One of the first cities on Earth, dating back to around 7500 BC, Çatalhöyük in modern Turkey was probably the largest settlement in the world at the time. This place is very important in the human social evolution. It was a breakthrough moment in history, when people adapted to sedentary lifestyle in large groups. Until then, the largest human settlements were villages with only a few hundred inhabitants, but in Çatalhöyük lived an estimated 5,000 to 7,000 inhabitants. People living here were gaining skills in agriculture and the domestication of animals.

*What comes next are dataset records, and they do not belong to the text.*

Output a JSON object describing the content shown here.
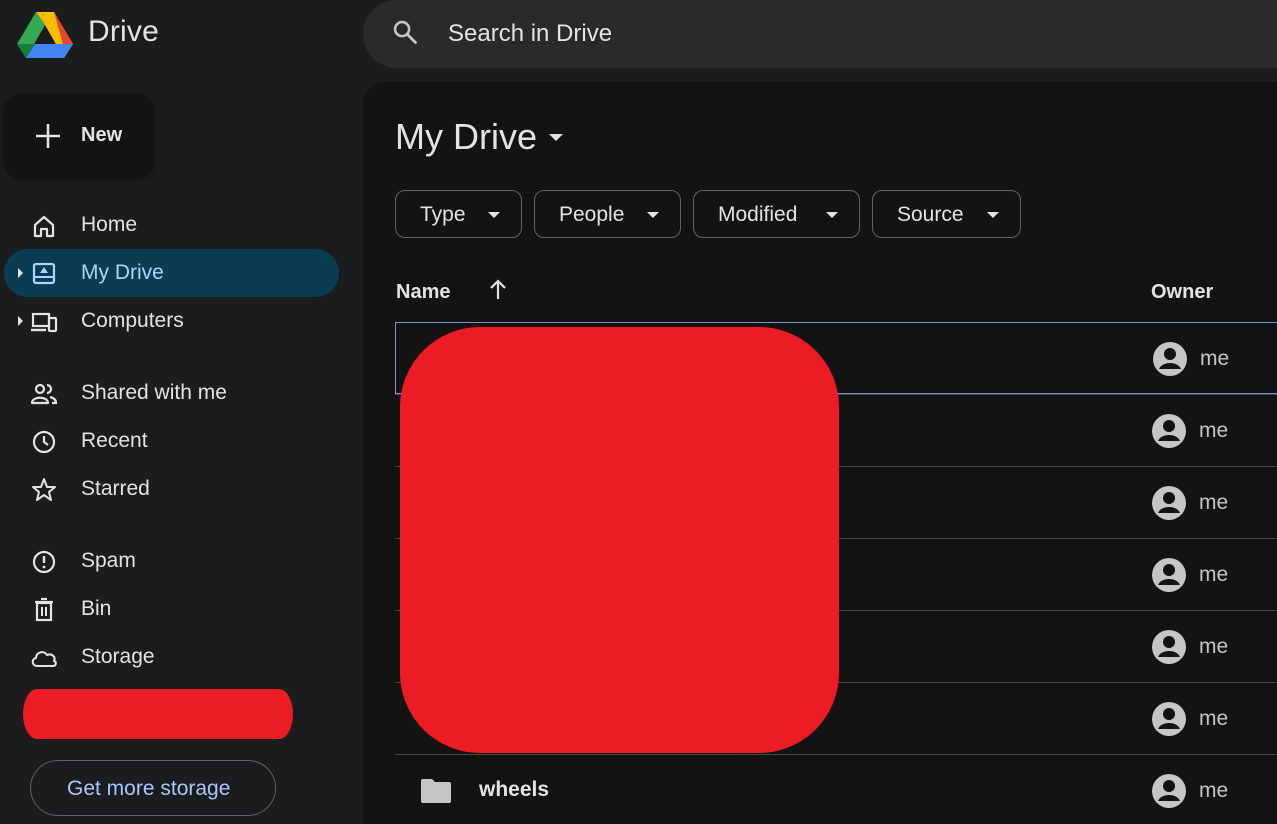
{
  "app": {
    "name": "Drive",
    "search_placeholder": "Search in Drive"
  },
  "sidebar": {
    "new_label": "New",
    "items": [
      {
        "label": "Home",
        "icon": "home-icon",
        "active": false
      },
      {
        "label": "My Drive",
        "icon": "my-drive-icon",
        "active": true
      },
      {
        "label": "Computers",
        "icon": "computers-icon",
        "active": false
      },
      {
        "label": "Shared with me",
        "icon": "people-icon",
        "active": false
      },
      {
        "label": "Recent",
        "icon": "clock-icon",
        "active": false
      },
      {
        "label": "Starred",
        "icon": "star-icon",
        "active": false
      },
      {
        "label": "Spam",
        "icon": "spam-icon",
        "active": false
      },
      {
        "label": "Bin",
        "icon": "trash-icon",
        "active": false
      },
      {
        "label": "Storage",
        "icon": "cloud-icon",
        "active": false
      }
    ],
    "storage_button": "Get more storage"
  },
  "main": {
    "title": "My Drive",
    "filters": [
      "Type",
      "People",
      "Modified",
      "Source"
    ],
    "columns": {
      "name": "Name",
      "owner": "Owner"
    },
    "rows": [
      {
        "name": "",
        "owner": "me"
      },
      {
        "name": "",
        "owner": "me"
      },
      {
        "name": "",
        "owner": "me"
      },
      {
        "name": "",
        "owner": "me"
      },
      {
        "name": "",
        "owner": "me"
      },
      {
        "name": "",
        "owner": "me"
      },
      {
        "name": "wheels",
        "owner": "me"
      }
    ]
  },
  "colors": {
    "background": "#1b1c1d",
    "panel": "#131314",
    "active_nav": "#0b3d52",
    "active_text": "#a8d4ff",
    "link": "#a8c7fa",
    "redaction": "#ec1c24"
  }
}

It was a city of interconnected houses made of mudbrick. The entire settlement was a honeycomb-like maze, each house glued to several others with no space between them. There were no streets between the houses as we know today. People were walking on the roofs. This was because the houses did not have traditional doors. The openings in the ceiling served as entrances. There was a ladder going down from the roof to the house. From the main room, low openings in the walls led to other rooms. The interiors of the houses had plastered walls, often decorated with paintings.
Houses in Çatalhöyük were decorated with animal skulls, burial places were located under painted floors. Funeral rituals were quite complex. People of higher status were buried inside houses, but the head was separated from the body and may have been used in rituals. The other after the death were left in the open for the bones to be cleaned by wild animals.